For instance, I have some repeating data that gets indexed that is the same except for an integer field - let's call this field lastseen
.
So, as an example, given this data put into elasticsearch:
// these two the same except "lastseen" field
curl -XPOST localhost:9200/myindex/myobject -d '{
"field1": "dinner carrot potato broccoli",
"field2": "something here",
"lastseen": 1000
}'
curl -XPOST localhost:9200/myindex/myobject -d '{
"field1": "dinner carrot potato broccoli",
"field2": "something here",
"somevalue": 100
}'
# and these two the same except "lastseen" field
curl -XPOST localhost:9200/myindex/myobject -d '{
"field1": "fish chicken something",
"field2": "dinner",
"lastseen": 2000
}'
curl -XPOST localhost:9200/myindex/myobject -d '{
"field1": "fish chicken something",
"field2": "dinner",
"lastseen": 200
}'
If I query for "dinner"
curl -XPOST localhost:9200/myindex -d '{
"query": {
"query_string": {
"query": "dinner"
}
}
}'
I'll get 4 results back. I'd like to have a filter such that I only get two results back - only the items with the maximum lastseen
field.
This is obviously not right, but hopefully it gives you an idea of what I am after:
{
"query": {
"query_string": {
"query": "dinner"
}
},
"filter": {
"max": "lastseen"
}
}
The results would look something like:
"hits": [
{
...
"_source": {
"field1": "dinner carrot potato broccoli",
"field2": "something here",
"lastseen": 1000
}
},
{
...
"_source": {
"field1": "fish chicken something",
"field2": "dinner",
"lastseen": 2000
}
}
]
update 1: I tried creating a mapping that excluded lastseen
from being indexed. This did not work. Still getting all 4 results back.
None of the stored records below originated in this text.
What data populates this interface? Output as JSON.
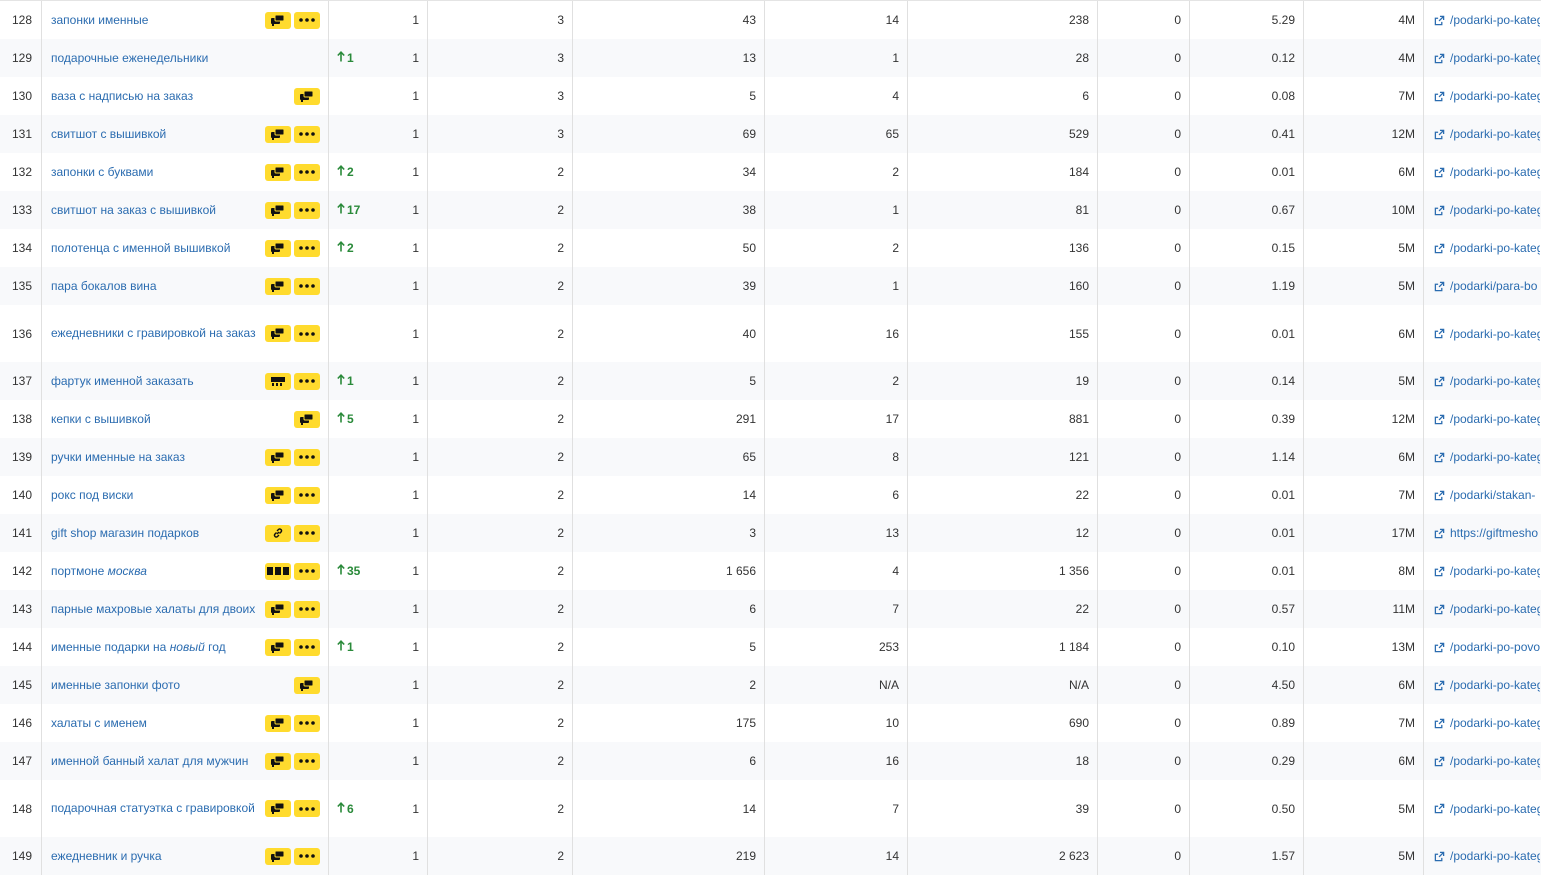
{
  "colors": {
    "accent_link": "#2b6cb0",
    "badge_yellow": "#ffdb2e",
    "positive_green": "#2a8a3a"
  },
  "rows": [
    {
      "num": "128",
      "kw": [
        {
          "t": "запонки именные",
          "i": false
        }
      ],
      "badges": [
        "serp-features-icon",
        "more-icon"
      ],
      "diff": "",
      "pos": "1",
      "v3": "3",
      "v4": "43",
      "v5": "14",
      "v6": "238",
      "v7": "0",
      "v8": "5.29",
      "v9": "4M",
      "url": "/podarki-po-kateg",
      "tall": false
    },
    {
      "num": "129",
      "kw": [
        {
          "t": "подарочные еженедельники",
          "i": false
        }
      ],
      "badges": [],
      "diff": "1",
      "pos": "1",
      "v3": "3",
      "v4": "13",
      "v5": "1",
      "v6": "28",
      "v7": "0",
      "v8": "0.12",
      "v9": "4M",
      "url": "/podarki-po-kateg",
      "tall": false
    },
    {
      "num": "130",
      "kw": [
        {
          "t": "ваза с надписью на заказ",
          "i": false
        }
      ],
      "badges": [
        "serp-features-icon"
      ],
      "diff": "",
      "pos": "1",
      "v3": "3",
      "v4": "5",
      "v5": "4",
      "v6": "6",
      "v7": "0",
      "v8": "0.08",
      "v9": "7M",
      "url": "/podarki-po-kateg",
      "tall": false
    },
    {
      "num": "131",
      "kw": [
        {
          "t": "свитшот с вышивкой",
          "i": false
        }
      ],
      "badges": [
        "serp-features-icon",
        "more-icon"
      ],
      "diff": "",
      "pos": "1",
      "v3": "3",
      "v4": "69",
      "v5": "65",
      "v6": "529",
      "v7": "0",
      "v8": "0.41",
      "v9": "12M",
      "url": "/podarki-po-kateg",
      "tall": false
    },
    {
      "num": "132",
      "kw": [
        {
          "t": "запонки с буквами",
          "i": false
        }
      ],
      "badges": [
        "serp-features-icon",
        "more-icon"
      ],
      "diff": "2",
      "pos": "1",
      "v3": "2",
      "v4": "34",
      "v5": "2",
      "v6": "184",
      "v7": "0",
      "v8": "0.01",
      "v9": "6M",
      "url": "/podarki-po-kateg",
      "tall": false
    },
    {
      "num": "133",
      "kw": [
        {
          "t": "свитшот на заказ с вышивкой",
          "i": false
        }
      ],
      "badges": [
        "serp-features-icon",
        "more-icon"
      ],
      "diff": "17",
      "pos": "1",
      "v3": "2",
      "v4": "38",
      "v5": "1",
      "v6": "81",
      "v7": "0",
      "v8": "0.67",
      "v9": "10M",
      "url": "/podarki-po-kateg",
      "tall": false
    },
    {
      "num": "134",
      "kw": [
        {
          "t": "полотенца с именной вышивкой",
          "i": false
        }
      ],
      "badges": [
        "serp-features-icon",
        "more-icon"
      ],
      "diff": "2",
      "pos": "1",
      "v3": "2",
      "v4": "50",
      "v5": "2",
      "v6": "136",
      "v7": "0",
      "v8": "0.15",
      "v9": "5M",
      "url": "/podarki-po-kateg",
      "tall": false
    },
    {
      "num": "135",
      "kw": [
        {
          "t": "пара бокалов вина",
          "i": false
        }
      ],
      "badges": [
        "serp-features-icon",
        "more-icon"
      ],
      "diff": "",
      "pos": "1",
      "v3": "2",
      "v4": "39",
      "v5": "1",
      "v6": "160",
      "v7": "0",
      "v8": "1.19",
      "v9": "5M",
      "url": "/podarki/para-bo",
      "tall": false
    },
    {
      "num": "136",
      "kw": [
        {
          "t": "ежедневники с гравировкой на заказ",
          "i": false
        }
      ],
      "badges": [
        "serp-features-icon",
        "more-icon"
      ],
      "diff": "",
      "pos": "1",
      "v3": "2",
      "v4": "40",
      "v5": "16",
      "v6": "155",
      "v7": "0",
      "v8": "0.01",
      "v9": "6M",
      "url": "/podarki-po-kateg",
      "tall": true
    },
    {
      "num": "137",
      "kw": [
        {
          "t": "фартук именной заказать",
          "i": false
        }
      ],
      "badges": [
        "shopping-icon",
        "more-icon"
      ],
      "diff": "1",
      "pos": "1",
      "v3": "2",
      "v4": "5",
      "v5": "2",
      "v6": "19",
      "v7": "0",
      "v8": "0.14",
      "v9": "5M",
      "url": "/podarki-po-kateg",
      "tall": false
    },
    {
      "num": "138",
      "kw": [
        {
          "t": "кепки с вышивкой",
          "i": false
        }
      ],
      "badges": [
        "serp-features-icon"
      ],
      "diff": "5",
      "pos": "1",
      "v3": "2",
      "v4": "291",
      "v5": "17",
      "v6": "881",
      "v7": "0",
      "v8": "0.39",
      "v9": "12M",
      "url": "/podarki-po-kateg",
      "tall": false
    },
    {
      "num": "139",
      "kw": [
        {
          "t": "ручки именные на заказ",
          "i": false
        }
      ],
      "badges": [
        "serp-features-icon",
        "more-icon"
      ],
      "diff": "",
      "pos": "1",
      "v3": "2",
      "v4": "65",
      "v5": "8",
      "v6": "121",
      "v7": "0",
      "v8": "1.14",
      "v9": "6M",
      "url": "/podarki-po-kateg",
      "tall": false
    },
    {
      "num": "140",
      "kw": [
        {
          "t": "рокс под виски",
          "i": false
        }
      ],
      "badges": [
        "serp-features-icon",
        "more-icon"
      ],
      "diff": "",
      "pos": "1",
      "v3": "2",
      "v4": "14",
      "v5": "6",
      "v6": "22",
      "v7": "0",
      "v8": "0.01",
      "v9": "7M",
      "url": "/podarki/stakan-",
      "tall": false
    },
    {
      "num": "141",
      "kw": [
        {
          "t": "gift shop магазин подарков",
          "i": false
        }
      ],
      "badges": [
        "link-icon",
        "more-icon"
      ],
      "diff": "",
      "pos": "1",
      "v3": "2",
      "v4": "3",
      "v5": "13",
      "v6": "12",
      "v7": "0",
      "v8": "0.01",
      "v9": "17M",
      "url": "https://giftmesho",
      "tall": false
    },
    {
      "num": "142",
      "kw": [
        {
          "t": "портмоне ",
          "i": false
        },
        {
          "t": "москва",
          "i": true
        }
      ],
      "badges": [
        "ads-icon",
        "more-icon"
      ],
      "diff": "35",
      "pos": "1",
      "v3": "2",
      "v4": "1 656",
      "v5": "4",
      "v6": "1 356",
      "v7": "0",
      "v8": "0.01",
      "v9": "8M",
      "url": "/podarki-po-kateg",
      "tall": false
    },
    {
      "num": "143",
      "kw": [
        {
          "t": "парные махровые халаты для двоих",
          "i": false
        }
      ],
      "badges": [
        "serp-features-icon",
        "more-icon"
      ],
      "diff": "",
      "pos": "1",
      "v3": "2",
      "v4": "6",
      "v5": "7",
      "v6": "22",
      "v7": "0",
      "v8": "0.57",
      "v9": "11M",
      "url": "/podarki-po-kateg",
      "tall": false
    },
    {
      "num": "144",
      "kw": [
        {
          "t": "именные подарки на ",
          "i": false
        },
        {
          "t": "новый",
          "i": true
        },
        {
          "t": " год",
          "i": false
        }
      ],
      "badges": [
        "serp-features-icon",
        "more-icon"
      ],
      "diff": "1",
      "pos": "1",
      "v3": "2",
      "v4": "5",
      "v5": "253",
      "v6": "1 184",
      "v7": "0",
      "v8": "0.10",
      "v9": "13M",
      "url": "/podarki-po-povo",
      "tall": false
    },
    {
      "num": "145",
      "kw": [
        {
          "t": "именные запонки фото",
          "i": false
        }
      ],
      "badges": [
        "serp-features-icon"
      ],
      "diff": "",
      "pos": "1",
      "v3": "2",
      "v4": "2",
      "v5": "N/A",
      "v6": "N/A",
      "v7": "0",
      "v8": "4.50",
      "v9": "6M",
      "url": "/podarki-po-kateg",
      "tall": false
    },
    {
      "num": "146",
      "kw": [
        {
          "t": "халаты с именем",
          "i": false
        }
      ],
      "badges": [
        "serp-features-icon",
        "more-icon"
      ],
      "diff": "",
      "pos": "1",
      "v3": "2",
      "v4": "175",
      "v5": "10",
      "v6": "690",
      "v7": "0",
      "v8": "0.89",
      "v9": "7M",
      "url": "/podarki-po-kateg",
      "tall": false
    },
    {
      "num": "147",
      "kw": [
        {
          "t": "именной банный халат для мужчин",
          "i": false
        }
      ],
      "badges": [
        "serp-features-icon",
        "more-icon"
      ],
      "diff": "",
      "pos": "1",
      "v3": "2",
      "v4": "6",
      "v5": "16",
      "v6": "18",
      "v7": "0",
      "v8": "0.29",
      "v9": "6M",
      "url": "/podarki-po-kateg",
      "tall": false
    },
    {
      "num": "148",
      "kw": [
        {
          "t": "подарочная статуэтка с гравировкой",
          "i": false
        }
      ],
      "badges": [
        "serp-features-icon",
        "more-icon"
      ],
      "diff": "6",
      "pos": "1",
      "v3": "2",
      "v4": "14",
      "v5": "7",
      "v6": "39",
      "v7": "0",
      "v8": "0.50",
      "v9": "5M",
      "url": "/podarki-po-kateg",
      "tall": true
    },
    {
      "num": "149",
      "kw": [
        {
          "t": "ежедневник и ручка",
          "i": false
        }
      ],
      "badges": [
        "serp-features-icon",
        "more-icon"
      ],
      "diff": "",
      "pos": "1",
      "v3": "2",
      "v4": "219",
      "v5": "14",
      "v6": "2 623",
      "v7": "0",
      "v8": "1.57",
      "v9": "5M",
      "url": "/podarki-po-kateg",
      "tall": false
    }
  ]
}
curl -XPOST localhost:9200/myindex -d '{
"mappings": {
"myobject": {
"properties": {
"lastseen": {
"type": "long",
"store": "yes",
"include_in_all": false
}
}
}
}
}'
update 2: I tried a deduplication with the agg scheme listed here, and it did not work, but more importantly, I don't see a way to combine that with a keyword search.